つまり、高橋氏も高瀬露の忠告や注意を受けて高瀬露を誤解してしまった一人なのではないでしょうか。高瀬露が高橋氏に忠告や注意をするようなことといえば、教会通いのことと、おそらく生活態度でしょう。

誤解されてしまうような忠告や注意の仕方といえば相手の細かいことにまであれこれと口を出してしまうようなやり方です。悪く言えば「おせっかい」です。普通の人でさえ煩わしく思ってしまいます。
まして高橋氏のような性格を持つ人ならそのような忠告・注意をする人をことさらに煩わしく思うことでしょう。相手が女性であれば(年上であるとはいえ)それは尚更のことです。

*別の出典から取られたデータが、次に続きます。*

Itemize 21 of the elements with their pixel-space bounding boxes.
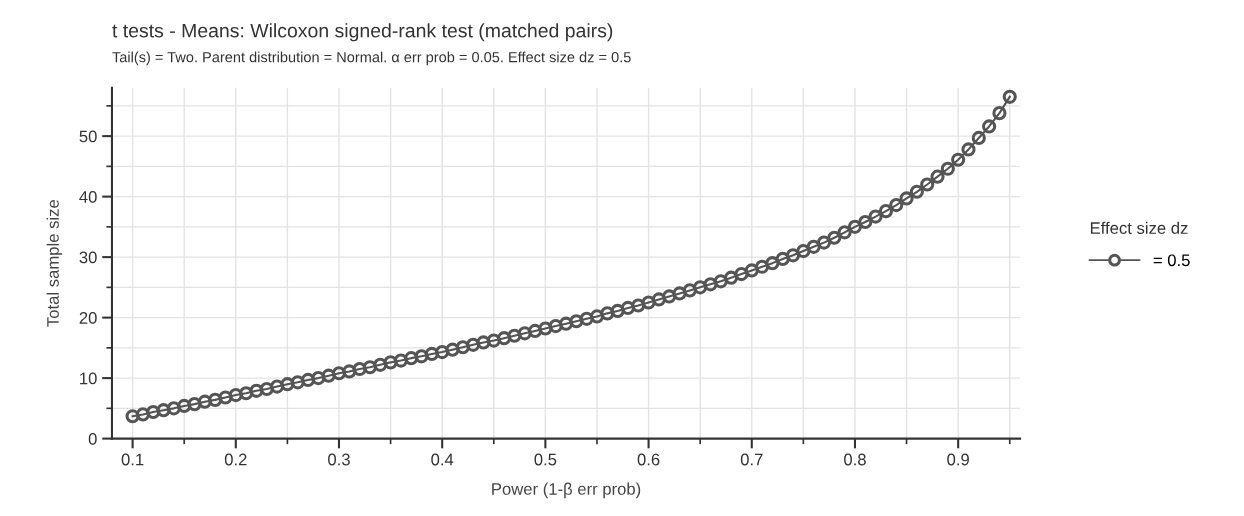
y-tick-label: 0 — [88, 433, 97, 445]
x-tick-label: 0.6 — [637, 453, 660, 466]
y-tick-label: 40 — [79, 191, 97, 203]
legend-label: = 0.5 — [1153, 254, 1190, 267]
chart-title: t tests - Means: Wilcoxon signed-rank test (matched pairs) — [112, 23, 613, 42]
x-tick-label: 0.3 — [328, 453, 350, 466]
legend-title: Effect size dz — [1090, 221, 1188, 234]
y-tick-label: 50 — [79, 130, 97, 143]
x-tick-label: 0.5 — [534, 453, 557, 466]
y-tick-label: 10 — [80, 372, 97, 385]
x-tick-label: 0.8 — [844, 453, 866, 466]
x-tick-label: 0.2 — [224, 453, 247, 466]
x-tick-label: 0.9 — [947, 453, 969, 466]
y-tick-label: 20 — [79, 312, 97, 324]
x-tick-label: 0.4 — [431, 453, 454, 466]
chart-subtitle: Tail(s) = Two. Parent distribution = Normal. α err prob = 0.05. Effect size dz = 0.5 — [112, 51, 631, 66]
x-tick-label: 0.1 — [121, 453, 144, 466]
x-axis-title: Power (1-β err prob) — [492, 482, 641, 499]
y-tick-label: 30 — [79, 251, 97, 264]
y-axis-title: Total sample size — [46, 199, 63, 327]
x-tick-label: 0.7 — [740, 453, 763, 466]
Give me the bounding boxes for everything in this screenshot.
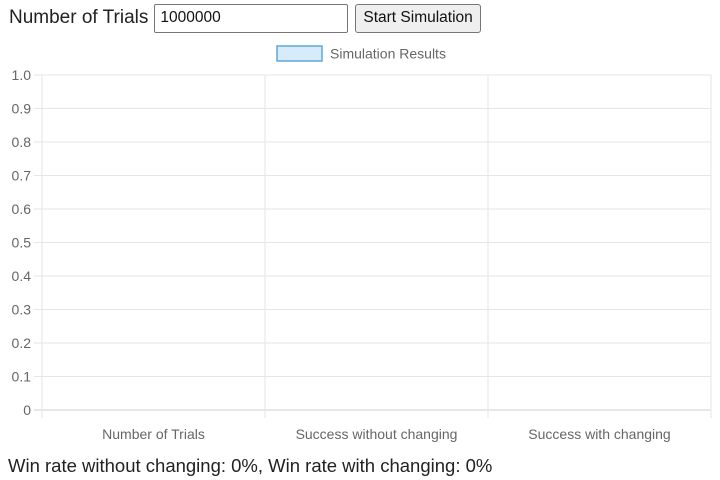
y-tick-label: 0.5 xyxy=(12,235,32,251)
y-tick-label: 0.7 xyxy=(12,168,32,184)
x-axis-ticks: Number of Trials Success without changing… xyxy=(102,426,671,442)
trials-label: Number of Trials xyxy=(9,7,149,28)
y-tick-label: 0.9 xyxy=(12,101,32,117)
win-rate-summary: Win rate without changing: 0%, Win rate … xyxy=(8,455,493,476)
x-tick-label: Number of Trials xyxy=(102,426,205,442)
y-tick-label: 0.3 xyxy=(12,302,32,318)
y-tick-label: 0.6 xyxy=(12,201,32,217)
x-tick-label: Success with changing xyxy=(528,426,670,442)
controls-bar: Number of Trials Start Simulation xyxy=(9,3,481,33)
legend-swatch[interactable] xyxy=(276,45,323,62)
y-tick-label: 1.0 xyxy=(12,67,32,83)
y-tick-label: 0.2 xyxy=(12,335,32,351)
start-simulation-button[interactable]: Start Simulation xyxy=(355,3,481,33)
trials-input[interactable] xyxy=(154,3,349,33)
legend-label[interactable]: Simulation Results xyxy=(330,46,446,62)
y-tick-label: 0.4 xyxy=(12,268,32,284)
y-tick-label: 0 xyxy=(23,402,31,418)
x-tick-label: Success without changing xyxy=(296,426,458,442)
y-tick-label: 0.1 xyxy=(12,369,32,385)
chart-gridlines xyxy=(34,74,712,418)
chart-legend[interactable]: Simulation Results xyxy=(276,45,446,62)
y-tick-label: 0.8 xyxy=(12,134,32,150)
simulation-results-chart: 0 0.1 0.2 0.3 0.4 0.5 0.6 0.7 0.8 0.9 1.0 Number o… xyxy=(12,45,712,442)
y-axis-ticks: 0 0.1 0.2 0.3 0.4 0.5 0.6 0.7 0.8 0.9 1.0 xyxy=(12,67,32,418)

教会通いの縁で顔を合わせていくうちに、高橋氏にとっての高瀬露は「ちょっと煙たい人」から「あれこれと口うるさい、鬱陶しい腹立たしい女」に変わっていったのではないでしょうか。

高橋氏が高瀬露の悪評を話し始めたのも、「腹の立つ女だからちょっと悪く言ってやれ」なんていう程度の考えだったのではないかと思います。
「俺は賢治先生のことを何でも知っているんだぞ」という自己顕示欲を満たすために高瀬露を利用したような感じもします。

高橋氏は最後に「然し女(引用者注・高瀬露のこと)も可哀想なところもあるな」と話していますが、これは高瀬露をフォローするというよりもただ単に、俗に言う「ええかっこしい」な考えから出た言葉のような気がします。

とはいえ、……許せるものではありませんが高橋慶吾氏はあくまでも高瀬露を「悪女」にする気はなく「ちょっと勘違いした困った人」で済ませようと考えていたのではないでしょうか。